La linea di credito sottostà a condizioni severe. Vige, ad esempio, il divieto di versare dividendi fino al pagamento integrale del mutuo e degli interessi. © Keystone / Michael Buholzer

Per non compromettere l'approvvigionamento energetico in Svizzera, a causa dell'estremo aumento dei prezzi sui mercati dell'energia, il Consiglio federale ha deciso di accordare al gruppo energetico Axpo una linea di credito di quattro miliardi di franchi affinché non incorra in problemi di liquidità.

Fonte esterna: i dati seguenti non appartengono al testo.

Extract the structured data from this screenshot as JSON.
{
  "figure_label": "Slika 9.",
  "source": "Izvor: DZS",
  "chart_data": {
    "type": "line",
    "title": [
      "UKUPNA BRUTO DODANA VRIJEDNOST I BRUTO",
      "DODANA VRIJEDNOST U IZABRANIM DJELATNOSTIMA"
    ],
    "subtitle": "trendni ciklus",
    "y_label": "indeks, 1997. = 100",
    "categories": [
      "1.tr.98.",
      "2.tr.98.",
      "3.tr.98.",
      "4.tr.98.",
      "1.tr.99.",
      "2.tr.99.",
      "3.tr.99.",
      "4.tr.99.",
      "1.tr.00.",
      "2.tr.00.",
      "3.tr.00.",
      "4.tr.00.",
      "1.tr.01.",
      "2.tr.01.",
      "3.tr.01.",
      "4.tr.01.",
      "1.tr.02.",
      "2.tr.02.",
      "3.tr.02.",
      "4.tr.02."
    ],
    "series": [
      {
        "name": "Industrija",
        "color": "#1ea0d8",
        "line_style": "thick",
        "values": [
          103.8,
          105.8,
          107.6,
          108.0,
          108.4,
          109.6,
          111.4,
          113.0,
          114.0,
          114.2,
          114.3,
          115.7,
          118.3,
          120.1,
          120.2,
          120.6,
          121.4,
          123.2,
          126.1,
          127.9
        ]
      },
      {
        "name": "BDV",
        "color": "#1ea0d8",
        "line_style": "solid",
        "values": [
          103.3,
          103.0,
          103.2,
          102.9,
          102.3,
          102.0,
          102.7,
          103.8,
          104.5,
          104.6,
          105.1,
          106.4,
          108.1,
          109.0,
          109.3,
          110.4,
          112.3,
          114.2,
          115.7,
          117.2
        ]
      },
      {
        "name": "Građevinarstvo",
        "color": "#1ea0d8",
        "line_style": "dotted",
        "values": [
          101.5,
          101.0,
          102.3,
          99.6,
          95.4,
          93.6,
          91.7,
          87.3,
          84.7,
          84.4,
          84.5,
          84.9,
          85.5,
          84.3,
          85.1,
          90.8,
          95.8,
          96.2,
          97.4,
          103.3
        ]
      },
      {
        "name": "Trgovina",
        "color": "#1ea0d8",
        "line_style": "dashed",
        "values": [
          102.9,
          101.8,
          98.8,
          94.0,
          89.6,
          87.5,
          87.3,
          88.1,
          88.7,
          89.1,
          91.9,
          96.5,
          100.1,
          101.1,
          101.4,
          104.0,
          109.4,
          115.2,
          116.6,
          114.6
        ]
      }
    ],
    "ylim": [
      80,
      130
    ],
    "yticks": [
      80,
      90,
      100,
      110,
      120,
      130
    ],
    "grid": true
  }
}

BKW rinuncia per contro all'aiuto.

Axpo è considerata un’impresa del settore dell’energia elettrica di rilevanza sistemica per la Confederazione. L’azienda (Axpo Honlding SA) ha presentato al governo una domanda di sostegno temporaneo in termini di liquidità alla fine della scorsa settimana e lunedì in serata il Consiglio federale ha deciso di attivare il piano di salvataggio e di accordare alla società i quattro miliardi richiesti.

Diritto di necessità

La decisione presa dal Consiglio federale si è basata sulle modalità disciplinate nella legge federale urgente relativa ad aiuti finanziari concessi a titolo sussidiario per salvare le imprese del settore dell’energia elettrica, che l’esecutivo ha trasmesso al parlamento nel mese di maggio e che il Consiglio degli Stati ha sostenuto in giugno.

Lunedì la Delegazione delle finanze delle Camere federali (DelFin) ha poi autorizzato un credito d’impegno per aiuti finanziari concessi a titolo sussidiario per salvare le imprese del settore dell’energia elettrica di rilevanza sistemica di dieci miliardi di franchi e un’aggiunta al preventivo per il 2022 di quattro miliardi di franchi. 

Axpo può quindi richiedere alla Confederazione, con breve preavviso, mutui di rango posteriore fino a quattro miliardi di franchi.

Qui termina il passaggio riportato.